This article appears in the July 21, 2014 issue of National Review.
In the aftermath of the Great Recession, observers have searched for a cause for the persistent limping pace of economic growth. Demand-side theories have formed the basis of the common assertion that the lingering effects of the financial crisis are to blame for our slow growth, but a striking new paper argues that another culprit may be to blame: the computer.
It’s not that computers are bad, of course, but that the impact of the computer on growth appears to have been much less impressive than expected. Economists thought the computer’s impact on the economy would have three main stages. For illustrative purposes, imagine a machinetool shop.

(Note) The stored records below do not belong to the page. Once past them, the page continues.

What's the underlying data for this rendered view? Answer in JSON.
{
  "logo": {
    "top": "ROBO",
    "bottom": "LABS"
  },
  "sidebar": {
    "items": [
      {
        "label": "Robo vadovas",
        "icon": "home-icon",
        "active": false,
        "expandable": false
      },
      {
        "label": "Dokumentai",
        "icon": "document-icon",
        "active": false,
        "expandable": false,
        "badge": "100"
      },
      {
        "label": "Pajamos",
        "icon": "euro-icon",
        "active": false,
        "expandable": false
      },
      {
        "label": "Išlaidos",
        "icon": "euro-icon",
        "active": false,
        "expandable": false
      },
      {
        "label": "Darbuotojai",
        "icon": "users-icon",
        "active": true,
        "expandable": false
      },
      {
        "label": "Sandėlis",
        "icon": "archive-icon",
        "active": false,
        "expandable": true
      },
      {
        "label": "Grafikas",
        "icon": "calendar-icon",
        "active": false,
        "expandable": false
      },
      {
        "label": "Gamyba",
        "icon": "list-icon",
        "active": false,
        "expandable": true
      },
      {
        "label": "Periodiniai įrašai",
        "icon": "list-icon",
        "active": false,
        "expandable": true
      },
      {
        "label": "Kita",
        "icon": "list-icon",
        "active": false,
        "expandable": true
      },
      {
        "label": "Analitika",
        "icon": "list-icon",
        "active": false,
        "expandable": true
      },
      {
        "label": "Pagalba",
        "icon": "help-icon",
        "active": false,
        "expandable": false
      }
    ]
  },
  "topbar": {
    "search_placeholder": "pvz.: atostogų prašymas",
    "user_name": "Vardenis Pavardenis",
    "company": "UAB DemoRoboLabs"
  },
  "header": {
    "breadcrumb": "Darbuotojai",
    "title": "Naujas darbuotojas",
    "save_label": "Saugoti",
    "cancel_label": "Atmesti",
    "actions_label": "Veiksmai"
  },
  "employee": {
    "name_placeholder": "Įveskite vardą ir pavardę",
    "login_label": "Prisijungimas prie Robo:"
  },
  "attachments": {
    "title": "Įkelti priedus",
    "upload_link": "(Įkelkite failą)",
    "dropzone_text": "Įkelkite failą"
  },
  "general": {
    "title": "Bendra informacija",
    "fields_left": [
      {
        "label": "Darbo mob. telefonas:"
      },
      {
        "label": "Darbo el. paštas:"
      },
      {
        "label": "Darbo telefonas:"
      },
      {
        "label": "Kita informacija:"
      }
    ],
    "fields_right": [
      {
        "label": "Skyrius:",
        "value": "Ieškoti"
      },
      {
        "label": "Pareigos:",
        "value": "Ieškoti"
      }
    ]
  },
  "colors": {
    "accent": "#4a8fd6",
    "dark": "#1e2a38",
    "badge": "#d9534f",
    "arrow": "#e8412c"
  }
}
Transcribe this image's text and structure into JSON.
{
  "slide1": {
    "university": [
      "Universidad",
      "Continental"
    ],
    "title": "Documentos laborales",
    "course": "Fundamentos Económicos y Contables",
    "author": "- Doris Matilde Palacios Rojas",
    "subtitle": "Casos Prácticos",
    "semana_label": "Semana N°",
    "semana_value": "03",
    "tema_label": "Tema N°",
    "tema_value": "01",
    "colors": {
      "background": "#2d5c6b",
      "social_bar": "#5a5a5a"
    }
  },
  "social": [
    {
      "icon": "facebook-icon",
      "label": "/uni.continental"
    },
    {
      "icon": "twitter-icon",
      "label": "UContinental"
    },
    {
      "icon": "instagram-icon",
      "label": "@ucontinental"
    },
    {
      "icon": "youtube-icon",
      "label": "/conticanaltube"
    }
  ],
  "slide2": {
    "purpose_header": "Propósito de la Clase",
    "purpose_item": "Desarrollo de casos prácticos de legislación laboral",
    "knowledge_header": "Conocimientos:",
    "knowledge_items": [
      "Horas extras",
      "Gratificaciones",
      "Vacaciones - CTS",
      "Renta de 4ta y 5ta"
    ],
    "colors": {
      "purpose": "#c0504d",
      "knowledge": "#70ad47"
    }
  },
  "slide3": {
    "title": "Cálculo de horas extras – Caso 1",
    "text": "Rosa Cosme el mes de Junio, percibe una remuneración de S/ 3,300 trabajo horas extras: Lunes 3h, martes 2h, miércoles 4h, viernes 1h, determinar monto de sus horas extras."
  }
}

In the pre-computer stage, a customer might ask the shop to make a part for an engine. The shop owner would dig through manuals, find the specifications of the part, and then use his machine tools to craft it. When the computer arrived, the manuals could be organized on a computer—the first stage. Instead of spending time digging through manuals, the owner could pull the specifications up right away, significantly increasing the number of parts he could craft in a day—the second stage. And the final stage has been reached today: The computer not only knows the specifications, but runs the machines as well.
Economists expected the growth effects from this multistage process to be great, and enduring. But the new paper, by John Fernald and the San Francisco Fed, suggests a dramatically different picture. The economy received a huge jolt from computers between 1995 and 2003, owing to large improvements in technology that accompanied the widespread introduction of computers—but the jolt tapered off suddenly, so much so that a decline in the growth rate of productivity is visible even before the financial crisis.
Growth can come to an economy if its workers become more talented (“labor quality”), if it accumulates capital that can then be used to increase production by its workers (“capital deepening”), or if it experiences technological progress that makes it capable of using its capital and labor more efficiently (which appears as growth in “total-factor productivity”). The nearby chart shows Fernald’s estimates of how these three factors have contributed to growth in labor productivity in the United States.
It is apparent in the chart that there have been two periods of extremely heightened technological progress in the U.S.—between 1948 and 1973, and between 1995 and 2003. This most recent boost was largely due to a boom in information technologies, in both the industries that produce them and those that use them. The slowdown of productivity improvements in these sectors is a large force behind the decrease in productivity growth in the economy that preceded the Great Recession. Fernald documents that the industries that sped up the most slowed down the most, and that there was no geographic variation in the slowdown that might have been related to the real-estate crash or other cyclical factors. Thus, technology must be the culprit.
With the productivity boom behind us, truly healthy growth will have to come from policies that drive capital and labor inputs higher. A corporate tax cut, for example, could well induce a machine shop to purchase a large number of new computer-driven machines. If it did, output would go up, even if tomorrow’s machines were no more productive than today’s.